On the battle lines far from the front
The entrance to the Veteran's Hospital in Fayetteville is imposing. Clean streets wound around the enormous buildings that comprise the complex. A light breeze is blowing. Banners proclaiming "America is Number One Because of Our Veterans" move slightly. Empty flag poles stand as if at military attention.
There is a small, well kept sitting area just outside the rear entrance to admitting. Gardenias perfume the air. White and red caladiums decorate the quite place. There are a few people talking. Laughter momentarily fills the air.
The ambience of the hospital is similar in many ways to other hospitals. Always there is the eternal struggle of man against the crippling and incapacitating ravages of disease and injury. For many here, acts of courage and bravery are not relegated to past battlefields. Many veterans must maintain courage as they face medical uncertainties, loneliness, and other modern day dilemmas.
There are those for whom there is no hope for cure, save a medical miracle. There are those who survive because of a medical miracle. The struggle for life is waged day in and day out at the hospital.
There are many impressions, most fraught with emotionalism. But it is difficult not to respond emotionally to some of the scenes that are likely daily fare for the residents and employees.
There is the nurse who strains once more to understand the man who speaks in slurs and grunts.

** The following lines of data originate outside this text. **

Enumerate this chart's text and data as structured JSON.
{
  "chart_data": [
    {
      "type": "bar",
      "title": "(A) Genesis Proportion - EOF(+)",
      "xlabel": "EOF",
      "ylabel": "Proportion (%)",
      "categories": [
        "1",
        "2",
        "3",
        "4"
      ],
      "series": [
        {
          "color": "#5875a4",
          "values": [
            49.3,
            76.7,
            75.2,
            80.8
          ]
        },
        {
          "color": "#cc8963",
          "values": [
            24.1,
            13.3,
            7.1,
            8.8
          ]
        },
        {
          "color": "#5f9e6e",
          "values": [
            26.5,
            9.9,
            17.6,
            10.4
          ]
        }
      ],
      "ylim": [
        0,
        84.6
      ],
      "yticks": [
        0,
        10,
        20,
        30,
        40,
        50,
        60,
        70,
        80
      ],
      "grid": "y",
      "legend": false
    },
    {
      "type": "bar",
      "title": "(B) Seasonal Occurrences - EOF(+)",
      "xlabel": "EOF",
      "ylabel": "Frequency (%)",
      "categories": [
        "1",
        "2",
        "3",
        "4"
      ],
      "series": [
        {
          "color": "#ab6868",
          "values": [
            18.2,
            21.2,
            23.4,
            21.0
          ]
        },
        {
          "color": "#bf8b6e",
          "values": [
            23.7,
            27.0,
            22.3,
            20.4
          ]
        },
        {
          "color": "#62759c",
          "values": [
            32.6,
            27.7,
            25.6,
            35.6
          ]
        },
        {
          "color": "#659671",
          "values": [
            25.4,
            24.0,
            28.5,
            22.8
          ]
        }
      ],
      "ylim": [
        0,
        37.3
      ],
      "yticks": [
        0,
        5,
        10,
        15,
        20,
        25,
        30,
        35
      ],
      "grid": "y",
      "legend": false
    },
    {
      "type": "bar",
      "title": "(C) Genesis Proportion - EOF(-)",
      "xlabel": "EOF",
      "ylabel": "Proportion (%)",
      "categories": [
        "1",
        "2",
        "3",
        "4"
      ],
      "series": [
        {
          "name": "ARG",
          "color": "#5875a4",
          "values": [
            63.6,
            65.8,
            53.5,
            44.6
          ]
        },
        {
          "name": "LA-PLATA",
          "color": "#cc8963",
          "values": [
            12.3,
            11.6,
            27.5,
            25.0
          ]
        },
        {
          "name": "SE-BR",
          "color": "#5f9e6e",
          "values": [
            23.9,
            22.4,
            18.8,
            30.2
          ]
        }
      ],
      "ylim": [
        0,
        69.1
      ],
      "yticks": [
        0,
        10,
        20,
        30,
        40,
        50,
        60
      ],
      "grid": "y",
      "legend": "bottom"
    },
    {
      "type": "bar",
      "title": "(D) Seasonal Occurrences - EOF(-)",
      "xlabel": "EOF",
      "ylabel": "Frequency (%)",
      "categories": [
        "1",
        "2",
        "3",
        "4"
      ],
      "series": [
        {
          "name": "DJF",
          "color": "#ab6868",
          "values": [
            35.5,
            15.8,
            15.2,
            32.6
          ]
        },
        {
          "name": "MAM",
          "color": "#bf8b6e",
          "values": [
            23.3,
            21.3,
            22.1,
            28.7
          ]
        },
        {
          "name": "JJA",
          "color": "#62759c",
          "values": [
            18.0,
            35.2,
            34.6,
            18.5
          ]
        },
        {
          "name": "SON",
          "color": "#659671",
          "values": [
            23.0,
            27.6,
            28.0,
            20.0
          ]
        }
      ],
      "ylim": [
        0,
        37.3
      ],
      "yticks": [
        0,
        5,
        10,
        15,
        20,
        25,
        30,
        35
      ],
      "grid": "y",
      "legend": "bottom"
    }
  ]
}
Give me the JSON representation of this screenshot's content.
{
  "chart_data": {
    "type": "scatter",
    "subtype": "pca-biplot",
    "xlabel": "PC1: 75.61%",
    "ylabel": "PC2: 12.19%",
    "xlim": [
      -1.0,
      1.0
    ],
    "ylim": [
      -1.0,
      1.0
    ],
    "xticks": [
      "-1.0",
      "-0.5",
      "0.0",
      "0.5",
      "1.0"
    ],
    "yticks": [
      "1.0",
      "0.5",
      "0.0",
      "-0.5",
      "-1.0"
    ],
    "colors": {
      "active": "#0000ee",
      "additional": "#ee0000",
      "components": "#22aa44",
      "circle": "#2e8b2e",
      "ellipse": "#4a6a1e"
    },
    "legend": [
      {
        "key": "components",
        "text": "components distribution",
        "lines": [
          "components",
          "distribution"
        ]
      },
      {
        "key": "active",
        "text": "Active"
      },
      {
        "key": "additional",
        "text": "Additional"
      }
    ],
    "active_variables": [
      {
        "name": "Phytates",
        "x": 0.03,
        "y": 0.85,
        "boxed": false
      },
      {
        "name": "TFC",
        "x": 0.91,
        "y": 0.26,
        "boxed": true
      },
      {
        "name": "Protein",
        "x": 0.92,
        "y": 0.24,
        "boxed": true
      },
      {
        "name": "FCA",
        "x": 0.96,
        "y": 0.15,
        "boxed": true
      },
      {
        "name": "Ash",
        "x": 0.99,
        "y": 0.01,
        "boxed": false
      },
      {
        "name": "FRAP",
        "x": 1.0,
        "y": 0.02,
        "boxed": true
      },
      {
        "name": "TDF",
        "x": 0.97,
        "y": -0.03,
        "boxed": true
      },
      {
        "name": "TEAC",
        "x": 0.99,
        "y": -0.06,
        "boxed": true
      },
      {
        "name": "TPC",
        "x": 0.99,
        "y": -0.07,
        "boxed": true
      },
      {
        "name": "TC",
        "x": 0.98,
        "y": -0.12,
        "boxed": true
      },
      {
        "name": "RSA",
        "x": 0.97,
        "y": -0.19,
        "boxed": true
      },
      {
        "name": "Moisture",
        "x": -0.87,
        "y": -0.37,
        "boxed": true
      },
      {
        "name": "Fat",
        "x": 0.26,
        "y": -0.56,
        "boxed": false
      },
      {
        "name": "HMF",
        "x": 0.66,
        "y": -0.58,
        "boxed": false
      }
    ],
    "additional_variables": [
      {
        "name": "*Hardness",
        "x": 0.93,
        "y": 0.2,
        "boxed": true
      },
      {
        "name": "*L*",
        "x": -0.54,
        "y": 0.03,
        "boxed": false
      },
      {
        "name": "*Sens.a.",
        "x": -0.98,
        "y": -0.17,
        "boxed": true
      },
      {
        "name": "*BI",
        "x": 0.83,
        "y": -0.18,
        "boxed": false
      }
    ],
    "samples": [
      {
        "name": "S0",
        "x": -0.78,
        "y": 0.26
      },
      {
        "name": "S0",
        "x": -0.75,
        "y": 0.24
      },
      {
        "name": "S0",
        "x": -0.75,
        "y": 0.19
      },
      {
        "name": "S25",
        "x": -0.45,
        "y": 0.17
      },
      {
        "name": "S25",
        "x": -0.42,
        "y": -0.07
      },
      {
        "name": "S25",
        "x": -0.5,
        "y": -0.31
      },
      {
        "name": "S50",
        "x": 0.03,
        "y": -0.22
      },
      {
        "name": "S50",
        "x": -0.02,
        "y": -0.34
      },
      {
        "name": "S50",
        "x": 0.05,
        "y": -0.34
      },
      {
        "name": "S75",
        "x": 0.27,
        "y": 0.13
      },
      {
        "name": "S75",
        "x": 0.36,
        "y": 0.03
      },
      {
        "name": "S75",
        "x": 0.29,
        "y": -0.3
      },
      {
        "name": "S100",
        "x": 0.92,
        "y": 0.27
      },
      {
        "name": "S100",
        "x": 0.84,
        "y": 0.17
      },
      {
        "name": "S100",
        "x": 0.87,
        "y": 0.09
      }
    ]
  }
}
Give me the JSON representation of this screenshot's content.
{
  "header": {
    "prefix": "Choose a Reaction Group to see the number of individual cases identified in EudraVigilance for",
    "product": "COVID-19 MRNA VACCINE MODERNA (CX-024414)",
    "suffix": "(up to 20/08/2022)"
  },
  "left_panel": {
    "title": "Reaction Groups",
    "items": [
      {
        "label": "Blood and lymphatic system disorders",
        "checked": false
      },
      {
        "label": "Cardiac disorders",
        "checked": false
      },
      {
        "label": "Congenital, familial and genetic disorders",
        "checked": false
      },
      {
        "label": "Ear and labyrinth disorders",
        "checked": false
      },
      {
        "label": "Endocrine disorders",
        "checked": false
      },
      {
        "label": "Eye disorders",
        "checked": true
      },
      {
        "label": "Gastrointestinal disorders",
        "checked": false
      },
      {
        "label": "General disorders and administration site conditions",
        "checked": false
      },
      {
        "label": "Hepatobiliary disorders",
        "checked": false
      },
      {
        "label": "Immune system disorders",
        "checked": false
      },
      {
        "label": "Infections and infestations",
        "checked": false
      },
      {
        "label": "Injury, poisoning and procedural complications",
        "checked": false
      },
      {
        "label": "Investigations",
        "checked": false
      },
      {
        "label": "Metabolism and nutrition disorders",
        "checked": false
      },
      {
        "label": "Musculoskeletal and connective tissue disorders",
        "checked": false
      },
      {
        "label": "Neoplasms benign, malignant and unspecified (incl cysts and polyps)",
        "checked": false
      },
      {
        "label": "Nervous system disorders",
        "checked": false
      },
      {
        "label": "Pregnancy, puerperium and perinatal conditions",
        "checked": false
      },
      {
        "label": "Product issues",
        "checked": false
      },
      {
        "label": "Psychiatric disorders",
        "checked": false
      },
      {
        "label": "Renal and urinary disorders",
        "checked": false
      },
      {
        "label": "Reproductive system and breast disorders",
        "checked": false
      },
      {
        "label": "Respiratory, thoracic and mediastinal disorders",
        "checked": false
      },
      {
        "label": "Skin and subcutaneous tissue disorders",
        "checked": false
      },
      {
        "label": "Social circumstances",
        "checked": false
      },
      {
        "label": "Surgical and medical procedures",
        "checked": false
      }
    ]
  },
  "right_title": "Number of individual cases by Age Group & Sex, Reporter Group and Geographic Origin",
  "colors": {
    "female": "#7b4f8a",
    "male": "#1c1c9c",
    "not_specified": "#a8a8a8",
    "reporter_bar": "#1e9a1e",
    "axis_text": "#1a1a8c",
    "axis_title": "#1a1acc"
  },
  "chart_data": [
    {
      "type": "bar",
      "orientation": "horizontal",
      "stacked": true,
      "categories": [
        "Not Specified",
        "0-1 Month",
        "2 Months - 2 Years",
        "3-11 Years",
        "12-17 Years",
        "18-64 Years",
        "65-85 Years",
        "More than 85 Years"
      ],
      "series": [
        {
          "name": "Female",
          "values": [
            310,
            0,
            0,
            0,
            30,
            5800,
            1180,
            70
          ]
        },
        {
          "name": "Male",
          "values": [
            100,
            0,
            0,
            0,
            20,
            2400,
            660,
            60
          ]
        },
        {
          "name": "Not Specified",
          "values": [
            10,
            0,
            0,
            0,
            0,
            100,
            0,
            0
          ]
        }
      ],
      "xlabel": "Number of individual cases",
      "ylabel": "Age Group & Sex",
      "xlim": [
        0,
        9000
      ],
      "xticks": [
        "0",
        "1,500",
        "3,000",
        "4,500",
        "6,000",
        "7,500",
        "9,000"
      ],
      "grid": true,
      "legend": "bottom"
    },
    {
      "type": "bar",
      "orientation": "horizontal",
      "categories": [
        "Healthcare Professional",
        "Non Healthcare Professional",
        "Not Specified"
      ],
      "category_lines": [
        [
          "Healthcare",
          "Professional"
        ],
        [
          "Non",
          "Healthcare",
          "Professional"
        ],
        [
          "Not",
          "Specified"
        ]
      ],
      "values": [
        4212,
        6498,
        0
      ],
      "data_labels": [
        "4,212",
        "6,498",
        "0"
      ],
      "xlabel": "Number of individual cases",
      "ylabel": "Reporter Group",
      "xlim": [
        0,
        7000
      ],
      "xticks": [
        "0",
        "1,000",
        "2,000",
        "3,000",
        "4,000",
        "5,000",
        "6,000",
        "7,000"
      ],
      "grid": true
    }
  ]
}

A young Marine, smiles widely and in a voice infused with hope asks a veteran, "Do you have family here? How are you feeling sir." He will visit several veterans, most strangers to him.
The once strong and physically active man now in the wheelchair is a difficult reality. The sheer tenacity of these individuals is staggering. People in wheelchairs navigate and maintain their independence. They navigate sometimes with only one leg and an arm that is partially paralyzed.
In a room, ten veterans sit. Some stare vacantly into space. Some are now trapped in silence. An occasional sound, a low groan or grunt their communication. This scene a reality of aging, hospitals and a society that has yet to resolve many vital health issues.
Perhaps the a room of silence particular impacts anyone who works in the communication field. I am overwhelmed with a sense of ineptness and frustration. I can not say the right words, in this case there are no words that I can share to bridge the terrible silence. Other people will be impacted by other observations, depending on their interests and focus.
No one can visit the hospital without reflecting on the men and women who come for help and assistance. It is impossible not to be aware of the positive attitude that the hospital staff and volunteers maintain. Their unified message seems to be one of
"We can help, we can make a difference."
It is a far easier task to maintain buildings, propose fiscal restraint, enact legislation (all of these necessary and vital acts) than it is to mend a broken body or shattered mind. And it is far easier to visit a hospital and record observations, than to stay and try to heal those who come for help. There are many brave and courageous men and women at the Veteran's Hospital.